The moves taken by Facebook and the Apple Store, which represent almost half of the online advertising traffic segment in the US, has sparked concerns among industry players over whether Chinese app developers will lose their overseas turf in the absence of effective digital marketing platforms.

However, a spokesperson at Cheetah Mobile Inc, who declined to be identified, told the Global Times on Tuesday that the ban is likely to "have a limited influence on the company's oversea operations."

So far, Cheetah Mobile has launched several tool apps such as Clean Master in the US market.

"Most new users opt to install the app voluntarily. Cheetah Mobile has built a complete promotion mechanism globally, where users brought by a single channel, like Facebook, account for less than 10 percent of the total traffic," according to a statement the company sent to the Global Times on Tuesday.

The tightened grip over the industry, in a similar vein, is conducive to the company's consolidation of its leading position in foreign markets, the statement noted. "Users are more willing to choose apps that have built a huge base and good reputation."

Experts also pointed out that Facebook's move will not affect these apps' operations overseas in the long run, but it will improve their reliability.

Liu Dingding, an independent Internet industry analyst, told the Global Times on Tuesday that this issue will push Chinese companies to improve their internal disciplines and develop qualified products to protect users' security, legal rights and interests.

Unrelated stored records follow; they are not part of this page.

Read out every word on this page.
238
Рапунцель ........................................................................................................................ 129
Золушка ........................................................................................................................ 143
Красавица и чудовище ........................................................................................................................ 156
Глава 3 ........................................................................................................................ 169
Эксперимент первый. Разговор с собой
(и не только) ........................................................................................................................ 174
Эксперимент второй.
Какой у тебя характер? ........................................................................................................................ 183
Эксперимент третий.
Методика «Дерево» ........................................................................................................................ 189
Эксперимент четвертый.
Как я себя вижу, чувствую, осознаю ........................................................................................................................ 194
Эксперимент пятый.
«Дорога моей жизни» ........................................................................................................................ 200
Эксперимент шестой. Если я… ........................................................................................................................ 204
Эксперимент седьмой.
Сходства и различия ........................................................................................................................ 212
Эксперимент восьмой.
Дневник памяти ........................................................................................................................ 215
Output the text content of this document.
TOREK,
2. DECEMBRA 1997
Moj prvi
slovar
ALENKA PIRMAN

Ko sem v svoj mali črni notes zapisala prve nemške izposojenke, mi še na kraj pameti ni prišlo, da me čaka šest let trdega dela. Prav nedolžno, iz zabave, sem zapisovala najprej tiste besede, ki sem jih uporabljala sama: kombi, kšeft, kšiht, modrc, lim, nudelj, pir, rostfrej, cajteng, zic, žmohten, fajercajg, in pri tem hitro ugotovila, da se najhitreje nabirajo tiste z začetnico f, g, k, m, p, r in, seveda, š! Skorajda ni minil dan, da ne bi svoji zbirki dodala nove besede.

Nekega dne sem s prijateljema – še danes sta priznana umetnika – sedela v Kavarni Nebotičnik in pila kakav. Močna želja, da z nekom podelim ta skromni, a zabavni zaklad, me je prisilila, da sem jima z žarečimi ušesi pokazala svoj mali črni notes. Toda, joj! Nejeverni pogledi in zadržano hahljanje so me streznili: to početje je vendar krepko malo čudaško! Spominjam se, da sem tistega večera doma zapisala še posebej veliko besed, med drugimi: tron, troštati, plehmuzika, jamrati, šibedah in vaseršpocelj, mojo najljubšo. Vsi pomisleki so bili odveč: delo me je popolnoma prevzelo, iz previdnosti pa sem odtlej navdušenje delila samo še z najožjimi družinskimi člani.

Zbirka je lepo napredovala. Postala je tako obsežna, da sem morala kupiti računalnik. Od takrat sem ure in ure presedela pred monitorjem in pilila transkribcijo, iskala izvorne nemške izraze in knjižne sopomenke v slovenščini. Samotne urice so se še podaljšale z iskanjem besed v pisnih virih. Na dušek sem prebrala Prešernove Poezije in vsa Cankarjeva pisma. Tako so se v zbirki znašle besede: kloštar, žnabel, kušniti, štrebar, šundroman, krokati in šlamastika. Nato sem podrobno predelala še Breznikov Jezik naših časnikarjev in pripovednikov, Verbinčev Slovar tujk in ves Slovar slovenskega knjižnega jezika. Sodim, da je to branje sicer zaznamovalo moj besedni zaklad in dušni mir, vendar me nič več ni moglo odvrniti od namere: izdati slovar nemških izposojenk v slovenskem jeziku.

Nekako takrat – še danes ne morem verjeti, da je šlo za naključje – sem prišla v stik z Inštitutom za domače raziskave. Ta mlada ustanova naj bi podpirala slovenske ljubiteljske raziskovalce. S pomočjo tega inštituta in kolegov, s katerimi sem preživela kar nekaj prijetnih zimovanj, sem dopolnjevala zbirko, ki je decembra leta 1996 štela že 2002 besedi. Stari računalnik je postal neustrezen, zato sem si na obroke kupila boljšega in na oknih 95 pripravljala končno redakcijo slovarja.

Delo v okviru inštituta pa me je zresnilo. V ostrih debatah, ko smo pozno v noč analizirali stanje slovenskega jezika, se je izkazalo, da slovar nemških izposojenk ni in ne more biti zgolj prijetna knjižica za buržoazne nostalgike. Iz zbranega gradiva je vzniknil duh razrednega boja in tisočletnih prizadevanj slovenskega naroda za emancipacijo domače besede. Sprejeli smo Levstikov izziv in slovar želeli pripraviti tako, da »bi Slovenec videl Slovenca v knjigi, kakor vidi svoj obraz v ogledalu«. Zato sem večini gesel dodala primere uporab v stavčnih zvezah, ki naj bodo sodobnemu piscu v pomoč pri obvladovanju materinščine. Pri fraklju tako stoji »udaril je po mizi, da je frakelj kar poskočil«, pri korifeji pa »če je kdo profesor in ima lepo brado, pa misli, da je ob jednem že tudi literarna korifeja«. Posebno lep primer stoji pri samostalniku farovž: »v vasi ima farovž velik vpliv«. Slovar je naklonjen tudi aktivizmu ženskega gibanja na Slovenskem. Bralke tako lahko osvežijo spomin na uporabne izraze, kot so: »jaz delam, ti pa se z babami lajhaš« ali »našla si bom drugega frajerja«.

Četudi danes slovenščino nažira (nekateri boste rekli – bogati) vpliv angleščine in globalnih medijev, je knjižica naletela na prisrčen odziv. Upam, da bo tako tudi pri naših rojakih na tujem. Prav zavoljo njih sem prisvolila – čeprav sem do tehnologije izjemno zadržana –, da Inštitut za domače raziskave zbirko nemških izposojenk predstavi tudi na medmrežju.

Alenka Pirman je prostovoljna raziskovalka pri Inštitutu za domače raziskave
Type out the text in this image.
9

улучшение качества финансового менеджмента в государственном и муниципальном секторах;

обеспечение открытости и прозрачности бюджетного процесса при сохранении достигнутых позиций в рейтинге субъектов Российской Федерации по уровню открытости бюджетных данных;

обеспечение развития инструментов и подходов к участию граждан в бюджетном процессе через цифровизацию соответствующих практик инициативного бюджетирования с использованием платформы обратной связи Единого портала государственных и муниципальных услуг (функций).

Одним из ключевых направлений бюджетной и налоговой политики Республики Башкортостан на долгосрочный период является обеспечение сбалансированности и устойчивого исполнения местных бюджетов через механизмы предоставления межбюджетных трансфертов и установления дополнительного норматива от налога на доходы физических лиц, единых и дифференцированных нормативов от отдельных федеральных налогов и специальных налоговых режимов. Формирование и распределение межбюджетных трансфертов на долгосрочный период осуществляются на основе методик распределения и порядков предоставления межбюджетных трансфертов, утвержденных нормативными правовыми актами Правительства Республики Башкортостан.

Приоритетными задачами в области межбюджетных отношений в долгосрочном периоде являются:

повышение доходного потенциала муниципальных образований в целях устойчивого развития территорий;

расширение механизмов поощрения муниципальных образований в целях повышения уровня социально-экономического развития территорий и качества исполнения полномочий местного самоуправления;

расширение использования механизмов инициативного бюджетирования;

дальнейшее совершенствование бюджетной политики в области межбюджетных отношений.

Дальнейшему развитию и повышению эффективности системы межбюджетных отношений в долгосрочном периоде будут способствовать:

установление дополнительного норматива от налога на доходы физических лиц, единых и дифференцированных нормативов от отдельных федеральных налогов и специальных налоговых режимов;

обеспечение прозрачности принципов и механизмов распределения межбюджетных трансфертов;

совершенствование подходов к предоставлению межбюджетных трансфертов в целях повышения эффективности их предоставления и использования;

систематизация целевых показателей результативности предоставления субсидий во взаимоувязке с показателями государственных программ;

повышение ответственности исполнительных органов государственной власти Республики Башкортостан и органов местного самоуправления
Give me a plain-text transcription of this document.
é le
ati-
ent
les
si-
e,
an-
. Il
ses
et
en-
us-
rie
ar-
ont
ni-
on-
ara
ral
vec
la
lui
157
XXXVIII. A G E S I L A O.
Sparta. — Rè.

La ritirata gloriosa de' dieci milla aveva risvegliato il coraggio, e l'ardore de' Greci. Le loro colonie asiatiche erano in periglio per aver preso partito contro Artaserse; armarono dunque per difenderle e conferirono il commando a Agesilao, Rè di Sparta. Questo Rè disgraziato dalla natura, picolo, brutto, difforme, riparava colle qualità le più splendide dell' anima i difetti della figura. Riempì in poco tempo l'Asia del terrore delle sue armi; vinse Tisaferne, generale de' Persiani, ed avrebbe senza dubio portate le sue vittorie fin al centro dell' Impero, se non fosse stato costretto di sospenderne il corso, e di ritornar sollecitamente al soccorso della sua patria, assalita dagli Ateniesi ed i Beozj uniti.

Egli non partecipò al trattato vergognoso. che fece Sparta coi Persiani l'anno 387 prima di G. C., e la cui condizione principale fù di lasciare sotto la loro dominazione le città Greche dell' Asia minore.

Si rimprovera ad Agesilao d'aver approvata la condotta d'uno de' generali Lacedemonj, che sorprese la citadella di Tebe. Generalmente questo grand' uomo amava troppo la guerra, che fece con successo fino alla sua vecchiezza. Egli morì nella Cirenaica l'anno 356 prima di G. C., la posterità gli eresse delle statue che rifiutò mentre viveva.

Li pointed out that Chinese developers of apps should figure out how to directly expand their presence abroad instead of relying heavily on platforms such as Facebook, Google and the Apple Store. "Too much reliance on these platforms makes domestic companies too passive," he said.

In recent years, many domestic tool app developers have rushed overseas in search of untapped opportunities. Most successful Internet companies in the overseas markets are those producing tool apps.

While China's app developers compete fiercely in the domestic market to fight for roughly 700 million Internet users, the overseas market is still an uncharted ocean, Li said. Besides, most of China's tool apps are free and updated frequently, making them more popular in overseas markets, according to Li.